Bülent Somay merhameti, özellikle içinde hiyerarşi barındıran “acımak”tan ayrı tutarak, Latince “compassio” ya da Yunanca “empatheia” sözcüklerinin ifade ettiği ‘şiddetli bir duyguyu ya da acıyı eş-hissetmeye’ yakın bir yerde konumlandırarak konuşmasına başladı.

Beyin üzerine yapılan son 10-15 yılın heyecan verici keşiflerinden “ayna nöronlarını” konuştuk.
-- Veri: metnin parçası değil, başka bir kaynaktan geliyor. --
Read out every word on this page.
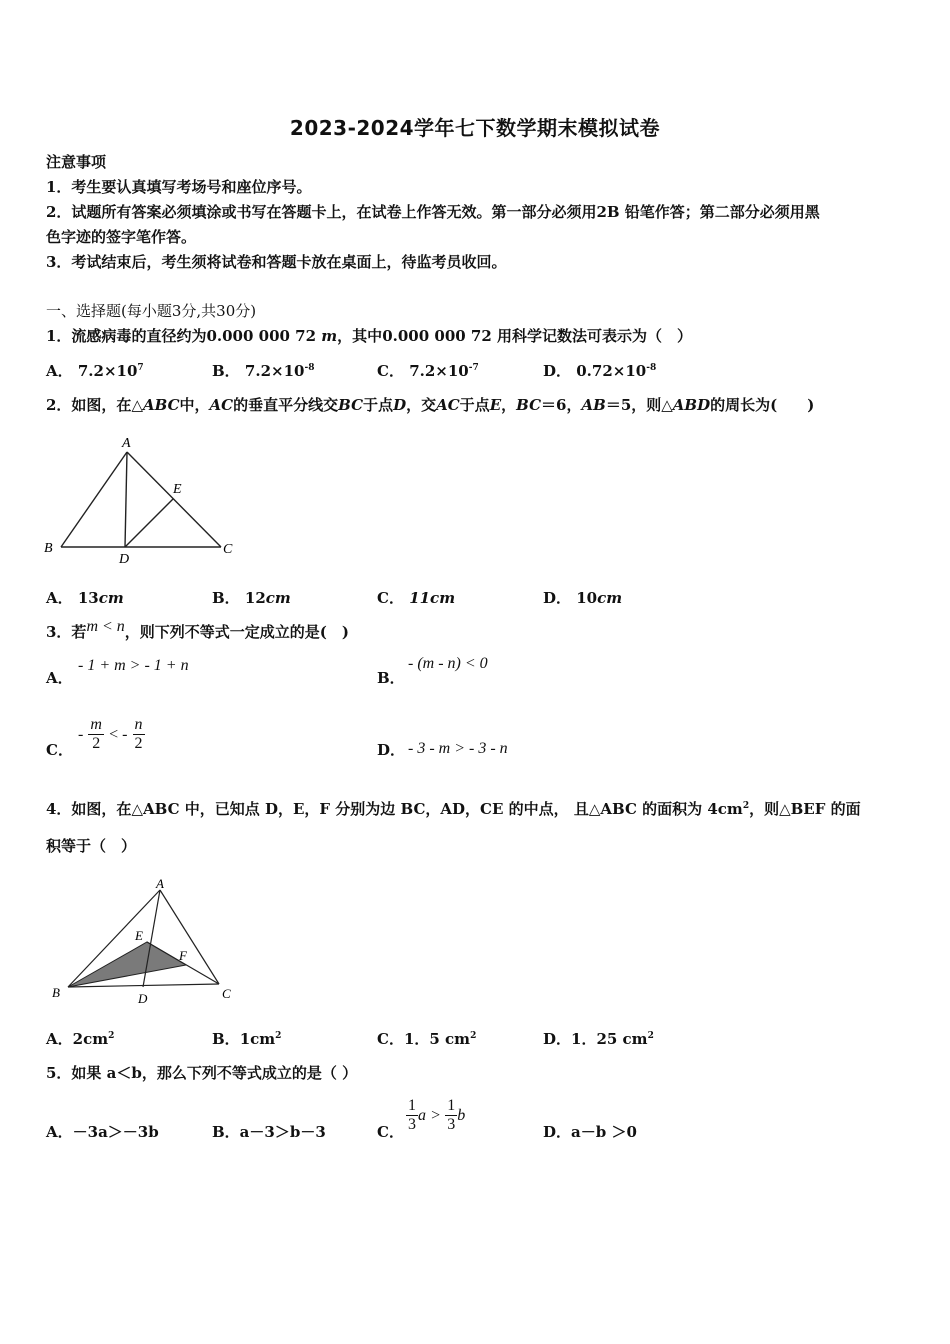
2023-2024学年七下数学期末模拟试卷
注意事项
1．考生要认真填写考场号和座位序号。
2．试题所有答案必须填涂或书写在答题卡上，在试卷上作答无效。第一部分必须用2B 铅笔作答；第二部分必须用黑
色字迹的签字笔作答。
3．考试结束后，考生须将试卷和答题卡放在桌面上，待监考员收回。
一、选择题(每小题3分,共30分)
1．流感病毒的直径约为0.000 000 72 m，其中0.000 000 72 用科学记数法可表示为（　）
A． $7.2\times 10^7$	B． $7.2\times 10^{-8}$	C． $7.2\times 10^{-7}$	D． $0.72\times 10^{-8}$
2．如图，在△ABC中，AC的垂直平分线交BC于点D，交AC于点E，BC＝6，AB＝5，则△ABD的周长为(　　)
A
B	C
D
E
A． 13cm	B． 12cm	C． 11cm	D． 10cm
3．若m < n，则下列不等式一定成立的是(　)
A．
- 1 + m > - 1 + n
B．
- (m - n) < 0
C．
- $\frac{m}{2}$ < - $\frac{n}{2}$	D． - 3 - m > - 3 - n
4．如图，在△ABC 中，已知点 D，E，F 分别为边 BC，AD，CE 的中点， 且△ABC 的面积为 $4cm^2$，则△BEF 的面
积等于（　）
A
B	C
D
E
F
A．$2cm^2$	B．$1cm^2$	C．1．5 $cm^2$	D．1．25 $cm^2$
5．如果 a＜b，那么下列不等式成立的是（ ）
A．－3a＞－3b	B．a－3＞b－3	C． $\frac{1}{3}$ $a > \frac{1}{3}$ b
D．a－b ＞0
Sadece biz insanlara ve birkaç hayvan türünün sahip olduğu “ayna nöronları”** ile karşımızdakini sadece taklit etmiyor, onda izlediğimiz davranış ve duygu durumunun bir çeşit simülasyonunu kendi içimizde yaparak hissetiği duyguyu ya da düşünceyi anlayabiliyorduk.
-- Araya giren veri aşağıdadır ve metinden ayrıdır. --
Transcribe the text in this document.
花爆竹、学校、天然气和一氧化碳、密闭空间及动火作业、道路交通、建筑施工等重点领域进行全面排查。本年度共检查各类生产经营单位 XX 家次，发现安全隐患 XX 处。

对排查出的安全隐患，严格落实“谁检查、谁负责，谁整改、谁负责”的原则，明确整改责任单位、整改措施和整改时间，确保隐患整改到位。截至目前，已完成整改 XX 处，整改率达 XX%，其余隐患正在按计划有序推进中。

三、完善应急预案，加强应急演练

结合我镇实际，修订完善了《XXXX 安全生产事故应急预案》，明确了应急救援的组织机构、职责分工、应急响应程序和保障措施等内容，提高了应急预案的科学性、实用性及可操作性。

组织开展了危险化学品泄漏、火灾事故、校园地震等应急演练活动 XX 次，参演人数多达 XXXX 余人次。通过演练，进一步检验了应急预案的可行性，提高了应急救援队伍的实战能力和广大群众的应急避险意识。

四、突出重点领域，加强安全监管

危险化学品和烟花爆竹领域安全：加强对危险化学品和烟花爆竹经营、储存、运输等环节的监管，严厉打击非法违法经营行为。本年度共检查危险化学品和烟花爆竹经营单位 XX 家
Demek ki biz insanların aslında böylesine anlaşılmaz bir dünyada, yanıbaşımızdakini “anlamak” yoluyla olan bitene bir çare bulmak için yeterli donanımımız vardı! Güzel. Peki sorun nerede! Sorun şu ki, her gördüğümüz şey bizde, anlayış ve kabullenişe neden olmuyordu. Gördüğümüz bazı şeyler, merhametin tam karşı kıyısında intikam tohumlarını yeşertmeye neden olabiliyordu. Işte burada ‘içgörü’ye geldik ve Bülent Somay’ın çok yaşayacak sözü “Adalet, intikamla merhamet arasında salınan bir sarkaçtır. İnsanda iç görü ne kadar gelişmişse adalet, merhamet tarafına o kadar yakındır.” neonlarla yandı üstümüzde bir yerde:)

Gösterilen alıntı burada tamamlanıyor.